A role for immunoglobulin D: Interference with tolerance induction

We have studied the induction and maintenance of tolerance in the B lymphocyte compartment. Neonatal and adult transgenic mice which expressed either surface IgM (sIgM) or sIgM and sIgD anti-2,4,6-trinitrophenyl (TNP) were treated with soluble mono- and multivalent forms of TNP-modified carriers. We compared the B cell compartment of mice treated with antigen and of littermates injected with phosphate-buffered saline. Antigen-mediated cross-linking of membrane-bound IgM (sIgM) caused deletion of B cells both in neonatal and adult mice with μ and κ transgenes. Deletion was the result of apoptosis.

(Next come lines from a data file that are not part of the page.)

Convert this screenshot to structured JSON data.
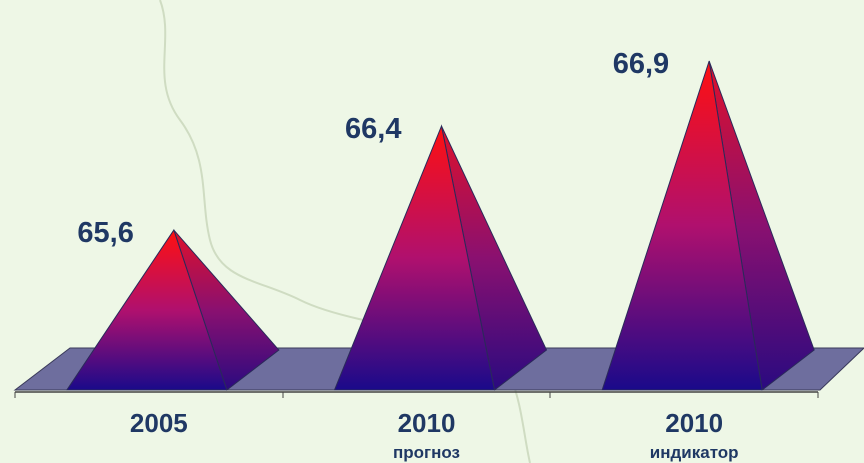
{
  "chart_data": {
    "type": "pyramid",
    "categories": [
      "2005",
      "2010",
      "2010"
    ],
    "sublabels": [
      null,
      "прогноз",
      "индикатор"
    ],
    "values": [
      65.6,
      66.4,
      66.9
    ],
    "value_labels": [
      "65,6",
      "66,4",
      "66,9"
    ],
    "ylim": [
      64.37,
      67.2
    ],
    "colors": {
      "top": "#ff1010",
      "middle": "#b0106e",
      "bottom": "#1a0a8a"
    }
  }
}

In mice that carried an additional δ transgene sIgD interfered with tolerance induction. The stage in which the cells were sensitive to deletion was characterized as a transitional stage between immature (sIgM(dull), heat-stable antigen(bright), B220(dull), sIgD^-) and more mature (IgM(bright), heat-stable antigen(dull), B22O(bright), sIgD^-) B cells. Surviving cells were functional as measured by receptor-mediated changes in the intracellular free Ca²⁺ concentration. We propose that when the immature B cells have reached the final stages of maturation IgM always transmits negative signals in the absence of T cell help. When B cells need to be screened against self reactivity IgM is the only antigen receptor expressed. The presence of sIgD protects resting B cells from deletion and allows them to initiate an effective immune response.